L'idée fixe de Milou !

 

cerdan


Milou n'est pas cabot, même si certains de ses voisins et amis du Fayet le trouvent quelque peu dérangé. D'ailleurs ils l'ont surnommé le fada, dénomination néanmoins affective. Ancien gendarme en retraite, Milou, à quatre-vingt cinq ans, possède une condition physique bien entretenue. Mais ce seraient les neurones qui ne tourneraient plus dans le sens des aiguilles d'une montre. Tous les matins il prend le car qui le conduit de Saint-Gervais au pied du glacier des Bossons à Chamonix. Un rite immuable. Cela fait plus de dix ans qu'il effectue cette sorte de pèlerinage.

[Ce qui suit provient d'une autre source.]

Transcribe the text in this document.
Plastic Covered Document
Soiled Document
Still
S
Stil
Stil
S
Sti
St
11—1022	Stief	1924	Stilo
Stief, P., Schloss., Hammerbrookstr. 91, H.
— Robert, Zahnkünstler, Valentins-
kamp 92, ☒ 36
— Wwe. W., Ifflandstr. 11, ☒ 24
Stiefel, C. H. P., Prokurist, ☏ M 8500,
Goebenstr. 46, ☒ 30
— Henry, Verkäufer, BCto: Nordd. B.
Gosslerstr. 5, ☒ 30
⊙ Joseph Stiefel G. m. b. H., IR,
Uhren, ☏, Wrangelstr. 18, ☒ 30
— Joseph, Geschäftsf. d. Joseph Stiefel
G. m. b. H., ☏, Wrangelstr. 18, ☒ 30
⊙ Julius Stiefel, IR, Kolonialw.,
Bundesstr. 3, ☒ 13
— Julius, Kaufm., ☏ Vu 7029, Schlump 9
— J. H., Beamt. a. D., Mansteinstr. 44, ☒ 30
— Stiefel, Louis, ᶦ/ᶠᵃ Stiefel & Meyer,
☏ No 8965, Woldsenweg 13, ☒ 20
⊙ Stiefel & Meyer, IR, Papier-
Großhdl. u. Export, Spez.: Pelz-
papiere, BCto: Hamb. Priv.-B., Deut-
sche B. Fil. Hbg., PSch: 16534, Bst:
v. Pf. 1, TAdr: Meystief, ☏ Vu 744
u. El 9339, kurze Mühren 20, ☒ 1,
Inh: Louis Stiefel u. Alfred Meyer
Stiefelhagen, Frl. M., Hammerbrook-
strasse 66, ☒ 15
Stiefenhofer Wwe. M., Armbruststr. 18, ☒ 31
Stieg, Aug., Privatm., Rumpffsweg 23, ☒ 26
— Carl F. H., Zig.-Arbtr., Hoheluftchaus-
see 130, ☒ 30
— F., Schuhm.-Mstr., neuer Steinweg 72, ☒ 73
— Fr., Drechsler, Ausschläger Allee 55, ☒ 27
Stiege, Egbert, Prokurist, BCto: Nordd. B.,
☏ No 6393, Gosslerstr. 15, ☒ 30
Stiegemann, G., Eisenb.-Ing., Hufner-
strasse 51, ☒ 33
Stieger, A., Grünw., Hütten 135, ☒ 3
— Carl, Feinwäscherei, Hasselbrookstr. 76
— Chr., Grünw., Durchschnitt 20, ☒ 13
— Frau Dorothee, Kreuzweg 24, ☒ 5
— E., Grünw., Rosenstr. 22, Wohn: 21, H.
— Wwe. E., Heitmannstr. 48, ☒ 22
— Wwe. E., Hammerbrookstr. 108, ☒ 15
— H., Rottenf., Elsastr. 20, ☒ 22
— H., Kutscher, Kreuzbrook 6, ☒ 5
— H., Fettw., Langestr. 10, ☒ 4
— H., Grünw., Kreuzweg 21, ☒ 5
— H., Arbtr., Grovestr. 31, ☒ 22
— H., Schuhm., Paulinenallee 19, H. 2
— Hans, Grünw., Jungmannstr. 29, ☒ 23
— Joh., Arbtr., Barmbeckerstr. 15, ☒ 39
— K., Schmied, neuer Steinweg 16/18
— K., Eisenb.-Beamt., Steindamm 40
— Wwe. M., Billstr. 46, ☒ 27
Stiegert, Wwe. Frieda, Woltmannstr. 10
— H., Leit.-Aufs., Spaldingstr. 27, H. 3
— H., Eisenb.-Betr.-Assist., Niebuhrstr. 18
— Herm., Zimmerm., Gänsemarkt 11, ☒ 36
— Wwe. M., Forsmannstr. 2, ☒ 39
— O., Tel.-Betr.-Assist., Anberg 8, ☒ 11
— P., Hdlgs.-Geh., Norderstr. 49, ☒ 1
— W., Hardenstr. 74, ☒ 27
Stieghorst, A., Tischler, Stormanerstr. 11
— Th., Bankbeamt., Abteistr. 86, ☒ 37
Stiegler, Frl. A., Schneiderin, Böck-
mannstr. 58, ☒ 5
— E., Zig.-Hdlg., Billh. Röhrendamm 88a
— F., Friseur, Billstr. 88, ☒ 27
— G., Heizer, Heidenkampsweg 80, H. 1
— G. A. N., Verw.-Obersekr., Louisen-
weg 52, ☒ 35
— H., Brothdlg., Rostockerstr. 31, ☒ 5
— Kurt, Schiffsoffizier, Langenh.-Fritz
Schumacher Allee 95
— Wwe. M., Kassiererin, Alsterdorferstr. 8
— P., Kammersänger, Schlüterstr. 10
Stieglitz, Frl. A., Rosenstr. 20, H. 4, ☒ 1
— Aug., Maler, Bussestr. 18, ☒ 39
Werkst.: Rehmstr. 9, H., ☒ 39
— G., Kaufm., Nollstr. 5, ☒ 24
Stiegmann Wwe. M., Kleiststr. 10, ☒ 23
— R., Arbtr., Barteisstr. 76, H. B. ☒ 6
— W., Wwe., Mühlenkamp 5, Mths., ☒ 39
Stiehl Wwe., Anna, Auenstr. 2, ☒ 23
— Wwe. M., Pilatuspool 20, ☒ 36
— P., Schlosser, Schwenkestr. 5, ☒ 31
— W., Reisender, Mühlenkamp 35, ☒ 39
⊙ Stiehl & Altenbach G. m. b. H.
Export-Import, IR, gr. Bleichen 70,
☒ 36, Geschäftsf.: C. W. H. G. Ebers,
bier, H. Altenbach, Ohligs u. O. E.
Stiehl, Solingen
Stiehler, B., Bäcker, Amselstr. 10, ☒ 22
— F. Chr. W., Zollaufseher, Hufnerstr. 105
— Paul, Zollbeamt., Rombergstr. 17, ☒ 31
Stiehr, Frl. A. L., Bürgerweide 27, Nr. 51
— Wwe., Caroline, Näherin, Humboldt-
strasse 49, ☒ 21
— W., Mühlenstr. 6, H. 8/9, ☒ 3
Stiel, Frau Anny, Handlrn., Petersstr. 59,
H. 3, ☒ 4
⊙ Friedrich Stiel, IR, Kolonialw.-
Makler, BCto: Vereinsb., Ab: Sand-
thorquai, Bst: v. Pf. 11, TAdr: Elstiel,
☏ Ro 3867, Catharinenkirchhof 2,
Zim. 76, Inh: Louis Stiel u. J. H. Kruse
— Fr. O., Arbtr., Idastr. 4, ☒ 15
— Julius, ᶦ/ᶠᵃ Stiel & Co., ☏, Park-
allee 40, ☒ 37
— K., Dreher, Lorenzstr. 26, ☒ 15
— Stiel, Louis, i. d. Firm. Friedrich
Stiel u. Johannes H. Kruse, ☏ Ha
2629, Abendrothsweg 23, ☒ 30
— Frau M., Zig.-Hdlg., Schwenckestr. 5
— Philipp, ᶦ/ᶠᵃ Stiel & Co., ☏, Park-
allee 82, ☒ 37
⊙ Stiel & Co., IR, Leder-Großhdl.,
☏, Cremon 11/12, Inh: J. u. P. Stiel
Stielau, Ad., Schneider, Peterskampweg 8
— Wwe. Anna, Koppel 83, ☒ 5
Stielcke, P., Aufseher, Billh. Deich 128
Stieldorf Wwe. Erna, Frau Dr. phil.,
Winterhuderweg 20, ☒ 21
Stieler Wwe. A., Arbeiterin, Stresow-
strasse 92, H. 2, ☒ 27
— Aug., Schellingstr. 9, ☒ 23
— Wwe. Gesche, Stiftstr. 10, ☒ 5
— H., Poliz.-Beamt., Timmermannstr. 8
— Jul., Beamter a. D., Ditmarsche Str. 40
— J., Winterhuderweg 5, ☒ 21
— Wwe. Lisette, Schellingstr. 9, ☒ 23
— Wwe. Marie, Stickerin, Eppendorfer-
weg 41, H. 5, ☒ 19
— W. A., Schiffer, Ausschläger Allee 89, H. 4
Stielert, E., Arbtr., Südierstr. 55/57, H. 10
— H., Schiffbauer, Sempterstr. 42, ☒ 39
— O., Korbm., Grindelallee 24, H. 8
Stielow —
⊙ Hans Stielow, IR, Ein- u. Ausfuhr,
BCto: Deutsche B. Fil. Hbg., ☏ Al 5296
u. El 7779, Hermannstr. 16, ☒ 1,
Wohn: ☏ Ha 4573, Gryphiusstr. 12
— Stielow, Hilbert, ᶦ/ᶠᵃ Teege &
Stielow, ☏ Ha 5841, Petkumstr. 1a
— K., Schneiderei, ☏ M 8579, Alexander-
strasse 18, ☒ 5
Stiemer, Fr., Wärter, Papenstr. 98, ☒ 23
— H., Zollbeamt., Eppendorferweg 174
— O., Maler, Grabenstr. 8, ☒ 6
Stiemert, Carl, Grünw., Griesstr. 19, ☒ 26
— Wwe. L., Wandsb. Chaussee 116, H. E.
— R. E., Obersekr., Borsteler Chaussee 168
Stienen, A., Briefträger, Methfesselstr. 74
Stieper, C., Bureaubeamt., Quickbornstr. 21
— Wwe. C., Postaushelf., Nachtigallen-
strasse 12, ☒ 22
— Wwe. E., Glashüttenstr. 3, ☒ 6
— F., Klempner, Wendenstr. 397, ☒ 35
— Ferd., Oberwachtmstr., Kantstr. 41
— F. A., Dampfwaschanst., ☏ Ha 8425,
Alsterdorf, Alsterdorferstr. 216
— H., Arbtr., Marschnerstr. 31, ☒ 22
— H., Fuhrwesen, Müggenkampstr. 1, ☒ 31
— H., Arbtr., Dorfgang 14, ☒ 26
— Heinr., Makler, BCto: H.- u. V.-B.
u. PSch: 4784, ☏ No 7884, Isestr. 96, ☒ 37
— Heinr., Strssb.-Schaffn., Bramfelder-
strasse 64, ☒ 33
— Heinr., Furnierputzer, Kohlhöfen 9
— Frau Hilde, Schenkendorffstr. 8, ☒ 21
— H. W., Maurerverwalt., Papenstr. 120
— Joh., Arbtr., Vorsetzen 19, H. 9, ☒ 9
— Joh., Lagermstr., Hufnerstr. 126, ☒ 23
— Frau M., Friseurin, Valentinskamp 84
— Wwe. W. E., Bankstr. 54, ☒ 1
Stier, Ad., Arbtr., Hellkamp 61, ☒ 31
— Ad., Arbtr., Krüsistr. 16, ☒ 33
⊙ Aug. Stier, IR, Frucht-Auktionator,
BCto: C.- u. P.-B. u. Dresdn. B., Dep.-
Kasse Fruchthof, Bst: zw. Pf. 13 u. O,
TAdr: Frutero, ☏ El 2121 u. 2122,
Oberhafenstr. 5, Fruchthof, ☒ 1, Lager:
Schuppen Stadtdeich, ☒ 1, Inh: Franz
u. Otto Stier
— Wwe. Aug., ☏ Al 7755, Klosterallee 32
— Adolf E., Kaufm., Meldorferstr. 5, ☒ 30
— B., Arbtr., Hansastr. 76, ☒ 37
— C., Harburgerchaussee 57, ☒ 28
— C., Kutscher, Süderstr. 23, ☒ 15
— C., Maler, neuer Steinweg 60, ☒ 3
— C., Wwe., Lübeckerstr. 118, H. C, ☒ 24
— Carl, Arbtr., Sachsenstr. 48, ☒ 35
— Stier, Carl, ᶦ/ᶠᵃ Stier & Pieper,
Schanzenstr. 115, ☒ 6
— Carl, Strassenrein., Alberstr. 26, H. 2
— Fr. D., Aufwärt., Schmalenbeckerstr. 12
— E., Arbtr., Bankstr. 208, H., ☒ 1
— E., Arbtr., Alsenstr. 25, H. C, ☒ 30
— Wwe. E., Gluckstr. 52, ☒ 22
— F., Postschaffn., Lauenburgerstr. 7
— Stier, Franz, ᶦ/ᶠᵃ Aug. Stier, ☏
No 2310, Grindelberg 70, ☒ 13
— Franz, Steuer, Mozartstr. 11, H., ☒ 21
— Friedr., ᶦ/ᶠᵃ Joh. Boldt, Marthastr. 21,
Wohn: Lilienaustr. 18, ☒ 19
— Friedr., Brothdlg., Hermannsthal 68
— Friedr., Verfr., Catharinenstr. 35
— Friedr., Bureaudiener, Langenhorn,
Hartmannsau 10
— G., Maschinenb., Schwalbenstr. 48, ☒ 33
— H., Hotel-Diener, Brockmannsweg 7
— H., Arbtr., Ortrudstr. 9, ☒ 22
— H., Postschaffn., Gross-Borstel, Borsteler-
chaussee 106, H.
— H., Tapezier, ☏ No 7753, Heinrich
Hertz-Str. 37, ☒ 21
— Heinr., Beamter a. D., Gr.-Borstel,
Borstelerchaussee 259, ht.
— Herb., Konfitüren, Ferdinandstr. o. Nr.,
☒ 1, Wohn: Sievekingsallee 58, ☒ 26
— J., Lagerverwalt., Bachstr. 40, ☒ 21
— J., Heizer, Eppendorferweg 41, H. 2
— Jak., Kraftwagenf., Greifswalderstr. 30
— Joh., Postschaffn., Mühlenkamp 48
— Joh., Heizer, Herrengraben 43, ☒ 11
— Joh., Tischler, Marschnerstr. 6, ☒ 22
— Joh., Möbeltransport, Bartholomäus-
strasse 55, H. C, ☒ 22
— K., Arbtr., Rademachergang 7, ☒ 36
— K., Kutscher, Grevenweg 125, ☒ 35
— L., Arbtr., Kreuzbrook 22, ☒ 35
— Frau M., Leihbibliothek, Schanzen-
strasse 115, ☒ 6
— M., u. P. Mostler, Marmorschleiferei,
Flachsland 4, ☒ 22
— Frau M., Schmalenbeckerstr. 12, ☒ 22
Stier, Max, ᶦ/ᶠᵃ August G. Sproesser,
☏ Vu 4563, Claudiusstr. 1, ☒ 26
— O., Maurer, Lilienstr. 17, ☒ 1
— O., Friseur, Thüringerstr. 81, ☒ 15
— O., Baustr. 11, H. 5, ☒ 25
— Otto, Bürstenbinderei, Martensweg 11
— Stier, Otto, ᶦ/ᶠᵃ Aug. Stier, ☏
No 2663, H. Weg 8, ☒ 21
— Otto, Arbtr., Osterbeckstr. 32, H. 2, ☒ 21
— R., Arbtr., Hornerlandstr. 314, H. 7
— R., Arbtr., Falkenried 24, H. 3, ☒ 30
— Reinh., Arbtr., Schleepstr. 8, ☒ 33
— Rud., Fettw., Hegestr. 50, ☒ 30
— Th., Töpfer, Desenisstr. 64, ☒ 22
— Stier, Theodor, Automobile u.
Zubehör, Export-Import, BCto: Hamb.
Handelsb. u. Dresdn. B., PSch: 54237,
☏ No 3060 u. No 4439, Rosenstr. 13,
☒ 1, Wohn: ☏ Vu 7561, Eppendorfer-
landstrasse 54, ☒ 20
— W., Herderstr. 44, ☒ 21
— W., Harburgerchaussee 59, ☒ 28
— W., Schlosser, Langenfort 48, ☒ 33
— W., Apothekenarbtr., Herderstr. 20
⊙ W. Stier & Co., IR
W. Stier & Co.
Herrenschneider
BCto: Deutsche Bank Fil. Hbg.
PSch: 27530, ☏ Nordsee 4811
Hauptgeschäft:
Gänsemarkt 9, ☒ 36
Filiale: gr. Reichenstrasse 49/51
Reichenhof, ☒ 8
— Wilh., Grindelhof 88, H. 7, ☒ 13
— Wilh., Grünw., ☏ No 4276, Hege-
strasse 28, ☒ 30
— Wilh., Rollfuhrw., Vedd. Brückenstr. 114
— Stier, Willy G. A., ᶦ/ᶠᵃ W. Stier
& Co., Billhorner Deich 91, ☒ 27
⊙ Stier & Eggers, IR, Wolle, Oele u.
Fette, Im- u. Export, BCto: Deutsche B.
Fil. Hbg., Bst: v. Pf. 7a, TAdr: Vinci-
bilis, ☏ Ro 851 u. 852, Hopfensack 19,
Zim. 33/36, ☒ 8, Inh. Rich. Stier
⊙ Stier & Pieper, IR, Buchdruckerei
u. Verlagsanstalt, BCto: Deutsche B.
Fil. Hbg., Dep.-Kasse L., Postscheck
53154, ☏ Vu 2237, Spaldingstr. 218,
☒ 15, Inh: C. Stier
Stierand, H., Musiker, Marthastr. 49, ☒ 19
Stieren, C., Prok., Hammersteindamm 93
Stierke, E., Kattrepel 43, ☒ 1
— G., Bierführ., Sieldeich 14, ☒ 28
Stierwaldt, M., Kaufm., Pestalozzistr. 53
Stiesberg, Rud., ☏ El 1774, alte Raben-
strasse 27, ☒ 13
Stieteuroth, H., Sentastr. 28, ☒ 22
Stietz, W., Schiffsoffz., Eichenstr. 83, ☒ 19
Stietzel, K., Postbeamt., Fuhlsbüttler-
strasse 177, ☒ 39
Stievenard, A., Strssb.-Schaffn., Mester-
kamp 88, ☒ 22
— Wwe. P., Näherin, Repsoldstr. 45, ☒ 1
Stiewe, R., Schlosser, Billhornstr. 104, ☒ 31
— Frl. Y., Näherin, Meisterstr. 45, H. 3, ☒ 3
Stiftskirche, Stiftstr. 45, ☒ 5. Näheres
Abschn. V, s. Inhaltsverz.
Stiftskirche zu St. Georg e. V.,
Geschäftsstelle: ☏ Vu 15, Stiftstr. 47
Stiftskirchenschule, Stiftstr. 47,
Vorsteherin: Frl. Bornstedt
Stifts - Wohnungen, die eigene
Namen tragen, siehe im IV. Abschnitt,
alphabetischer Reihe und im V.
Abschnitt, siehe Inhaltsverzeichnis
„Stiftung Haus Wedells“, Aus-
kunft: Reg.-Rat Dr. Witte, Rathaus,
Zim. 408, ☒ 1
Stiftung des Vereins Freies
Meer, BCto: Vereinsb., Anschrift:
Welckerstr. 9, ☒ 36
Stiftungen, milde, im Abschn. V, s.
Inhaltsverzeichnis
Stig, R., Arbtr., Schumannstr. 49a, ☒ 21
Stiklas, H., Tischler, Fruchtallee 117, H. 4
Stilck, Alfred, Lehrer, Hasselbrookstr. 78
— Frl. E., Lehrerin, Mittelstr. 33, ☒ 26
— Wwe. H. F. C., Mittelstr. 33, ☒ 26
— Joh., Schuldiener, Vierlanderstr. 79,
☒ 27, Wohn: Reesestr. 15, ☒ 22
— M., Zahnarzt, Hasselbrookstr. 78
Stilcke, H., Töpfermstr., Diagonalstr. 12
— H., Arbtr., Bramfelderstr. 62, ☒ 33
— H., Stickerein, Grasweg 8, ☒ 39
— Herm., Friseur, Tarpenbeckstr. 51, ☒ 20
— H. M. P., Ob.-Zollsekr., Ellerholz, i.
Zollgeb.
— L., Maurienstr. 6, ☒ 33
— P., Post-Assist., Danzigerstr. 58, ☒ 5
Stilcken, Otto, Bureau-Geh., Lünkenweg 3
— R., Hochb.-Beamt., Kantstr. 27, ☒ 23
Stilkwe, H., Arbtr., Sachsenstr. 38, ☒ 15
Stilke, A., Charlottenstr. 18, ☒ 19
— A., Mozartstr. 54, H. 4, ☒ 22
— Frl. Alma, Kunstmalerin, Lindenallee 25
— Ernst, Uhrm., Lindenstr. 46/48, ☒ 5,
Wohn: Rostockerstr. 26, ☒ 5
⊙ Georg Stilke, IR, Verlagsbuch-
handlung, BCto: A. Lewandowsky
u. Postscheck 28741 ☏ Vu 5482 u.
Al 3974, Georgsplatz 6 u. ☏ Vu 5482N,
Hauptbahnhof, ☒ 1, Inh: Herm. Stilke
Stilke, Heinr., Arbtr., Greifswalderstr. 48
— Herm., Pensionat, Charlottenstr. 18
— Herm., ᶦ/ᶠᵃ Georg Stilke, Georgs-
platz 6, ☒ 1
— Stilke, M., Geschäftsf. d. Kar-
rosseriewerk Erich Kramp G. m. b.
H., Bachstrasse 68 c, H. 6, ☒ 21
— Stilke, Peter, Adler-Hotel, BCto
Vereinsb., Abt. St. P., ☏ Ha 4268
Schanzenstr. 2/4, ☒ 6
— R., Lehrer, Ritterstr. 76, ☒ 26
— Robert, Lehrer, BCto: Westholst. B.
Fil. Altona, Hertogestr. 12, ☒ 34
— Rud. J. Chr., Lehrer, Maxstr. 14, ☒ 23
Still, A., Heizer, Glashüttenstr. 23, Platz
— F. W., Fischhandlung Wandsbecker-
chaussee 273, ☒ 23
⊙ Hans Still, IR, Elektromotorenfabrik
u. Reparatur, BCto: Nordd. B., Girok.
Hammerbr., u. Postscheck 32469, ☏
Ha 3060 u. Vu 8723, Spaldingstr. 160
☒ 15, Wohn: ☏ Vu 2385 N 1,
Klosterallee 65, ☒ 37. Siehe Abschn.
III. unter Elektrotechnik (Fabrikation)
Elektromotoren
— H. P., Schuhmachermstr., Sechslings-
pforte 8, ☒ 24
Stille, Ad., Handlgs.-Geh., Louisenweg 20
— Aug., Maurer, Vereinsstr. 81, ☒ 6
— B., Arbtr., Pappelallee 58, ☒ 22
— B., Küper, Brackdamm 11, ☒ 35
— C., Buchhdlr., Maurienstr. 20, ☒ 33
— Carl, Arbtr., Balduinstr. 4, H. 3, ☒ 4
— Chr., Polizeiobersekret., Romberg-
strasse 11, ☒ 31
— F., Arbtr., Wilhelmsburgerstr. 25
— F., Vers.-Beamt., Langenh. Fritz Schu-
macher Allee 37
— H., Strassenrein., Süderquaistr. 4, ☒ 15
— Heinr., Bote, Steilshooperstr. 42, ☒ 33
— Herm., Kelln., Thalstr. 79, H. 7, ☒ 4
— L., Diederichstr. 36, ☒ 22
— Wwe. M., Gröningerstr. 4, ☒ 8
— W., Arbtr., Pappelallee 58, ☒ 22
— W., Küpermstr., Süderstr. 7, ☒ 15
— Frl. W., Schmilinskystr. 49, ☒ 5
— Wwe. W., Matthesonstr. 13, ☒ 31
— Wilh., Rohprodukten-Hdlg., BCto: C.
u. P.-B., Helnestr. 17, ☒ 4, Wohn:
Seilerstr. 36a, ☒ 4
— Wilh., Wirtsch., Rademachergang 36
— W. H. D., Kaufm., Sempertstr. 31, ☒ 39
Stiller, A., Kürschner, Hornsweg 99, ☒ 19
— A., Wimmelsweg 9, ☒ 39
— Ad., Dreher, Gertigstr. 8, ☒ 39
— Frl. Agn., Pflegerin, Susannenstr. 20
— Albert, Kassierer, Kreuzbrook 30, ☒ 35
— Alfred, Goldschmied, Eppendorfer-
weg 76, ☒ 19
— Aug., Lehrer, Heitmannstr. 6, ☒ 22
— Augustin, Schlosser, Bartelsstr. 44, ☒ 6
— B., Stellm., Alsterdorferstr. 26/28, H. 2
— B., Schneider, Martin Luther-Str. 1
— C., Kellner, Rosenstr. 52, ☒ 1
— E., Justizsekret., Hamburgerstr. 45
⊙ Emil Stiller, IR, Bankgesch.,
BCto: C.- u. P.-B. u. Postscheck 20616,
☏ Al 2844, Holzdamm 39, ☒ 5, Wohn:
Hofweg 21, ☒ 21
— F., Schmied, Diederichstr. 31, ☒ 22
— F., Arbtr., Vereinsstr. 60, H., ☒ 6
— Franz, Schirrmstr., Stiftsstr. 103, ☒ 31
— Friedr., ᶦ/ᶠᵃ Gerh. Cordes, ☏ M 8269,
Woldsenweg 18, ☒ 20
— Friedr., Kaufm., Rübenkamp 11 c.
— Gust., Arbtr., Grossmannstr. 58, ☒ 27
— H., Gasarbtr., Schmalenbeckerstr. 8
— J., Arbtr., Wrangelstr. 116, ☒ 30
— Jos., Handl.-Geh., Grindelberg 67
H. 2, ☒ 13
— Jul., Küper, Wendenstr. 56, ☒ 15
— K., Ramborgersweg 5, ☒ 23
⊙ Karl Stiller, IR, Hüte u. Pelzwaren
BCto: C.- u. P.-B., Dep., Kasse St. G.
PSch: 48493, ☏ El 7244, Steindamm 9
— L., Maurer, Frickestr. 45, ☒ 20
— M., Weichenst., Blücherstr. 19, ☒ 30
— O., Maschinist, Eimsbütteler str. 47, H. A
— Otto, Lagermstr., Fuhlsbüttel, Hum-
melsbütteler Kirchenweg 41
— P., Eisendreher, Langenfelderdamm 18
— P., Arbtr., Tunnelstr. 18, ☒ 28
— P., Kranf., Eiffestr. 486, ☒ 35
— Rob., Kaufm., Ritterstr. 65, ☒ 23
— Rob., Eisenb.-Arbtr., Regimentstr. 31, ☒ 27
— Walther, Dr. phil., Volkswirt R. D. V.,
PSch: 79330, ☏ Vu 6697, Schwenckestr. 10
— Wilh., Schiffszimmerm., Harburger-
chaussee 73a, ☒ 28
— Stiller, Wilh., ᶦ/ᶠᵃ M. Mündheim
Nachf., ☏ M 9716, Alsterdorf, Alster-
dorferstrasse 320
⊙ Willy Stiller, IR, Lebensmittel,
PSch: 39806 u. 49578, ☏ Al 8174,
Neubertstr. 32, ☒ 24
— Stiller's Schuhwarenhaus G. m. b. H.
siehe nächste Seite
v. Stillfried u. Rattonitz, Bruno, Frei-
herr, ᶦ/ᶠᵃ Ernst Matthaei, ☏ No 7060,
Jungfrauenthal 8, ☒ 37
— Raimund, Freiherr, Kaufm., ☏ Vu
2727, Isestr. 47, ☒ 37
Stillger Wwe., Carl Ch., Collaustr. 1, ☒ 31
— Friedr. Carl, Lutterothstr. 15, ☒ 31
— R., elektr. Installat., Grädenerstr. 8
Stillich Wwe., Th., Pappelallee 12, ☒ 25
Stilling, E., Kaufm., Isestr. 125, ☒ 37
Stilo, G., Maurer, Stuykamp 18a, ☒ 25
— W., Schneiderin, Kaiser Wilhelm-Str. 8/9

Car Milou entretient une idée, la cultive depuis des années, celle de retrouver l'appareil qui se serait craché le 27 octobre 1949 sur le Mont-Blanc puis englouti dans le glacier. Ce n'était pas n'importe quel avion, sinon Milou ne serait pas aussi obsédé par ses recherches. Marcel Cerdan était à bord et devait rejoindre l'Italie pour récupérer son titre de champion du Monde face à Jack La Motta.

Car contrairement à ce que tout le monde pense et croit, Marcel Cerdan, son idole, n'était pas dans le vol qui se serait écrasé sur les Açores. D'ailleurs Milou avait fait partie des secours qui s'étaient élancés à l'assaut de la montagne dans la nuit du 27 au 28 octobre. Nul ne peut mettre en doute son histoire car effectivement cette nuit là un accident s'était produit. Et pour Milou c'est un coup de la Mafia.

Et s'il est persuadé d'avoir raison, c'est qu'il a vu lors des recherches entreprises les gants de Cerdan : deux belles grosses boules rouges, deux fruits écarlates, comme une paire, bégayait-il d'émotion, de griottes toutes fringantes.

Mais alors qu'il allait s'en saisir les deux boules rouges avaient glissé dans un précipice. Et en bon alpiniste qui sait que la montagne rend toujours ce qu'elle a avalé, il a attendu que le glacier s'achemine lentement vers la vallée et il a calculé le temps que cela prendrait et maintenant il est persuadé être proche du but.

Faut-il remettre en cause la version officielle ou suivre Milou dans ses errements ? L'auteur nous donne une explication satisfaisante à défaut d'être véridique, mais qui sait, Milou est peut-être dans le vrai. Et puis Cerdan est encore un mythe dans l'esprit des anciens, même pour ceux qui ne l'ont connu que plus tard, par des documentaires sportifs ou musicaux. Une nouvelle délicieuse qui ne laisse pas de glace et à lire sans prendre de gants...

Retrouvez le catalogue des éditions SKA sur le site SKA librairie et éventuellement commandez. Conseil adressé évidemment à tous ceux qui possèdent une tablette, une liseuse, un machin électronique, et si vous n'en avez pas, suggérez à vos proches que c'est bientôt la Fête des Mères et des Pères.

 

A lire également de Gérard Streiff :  Rouge/Blanc;  Le trésor de Staline;  Ben Bella, la libération de l'Algérie;  L'espion qui a vaincu Hitler, RIchard Sorge.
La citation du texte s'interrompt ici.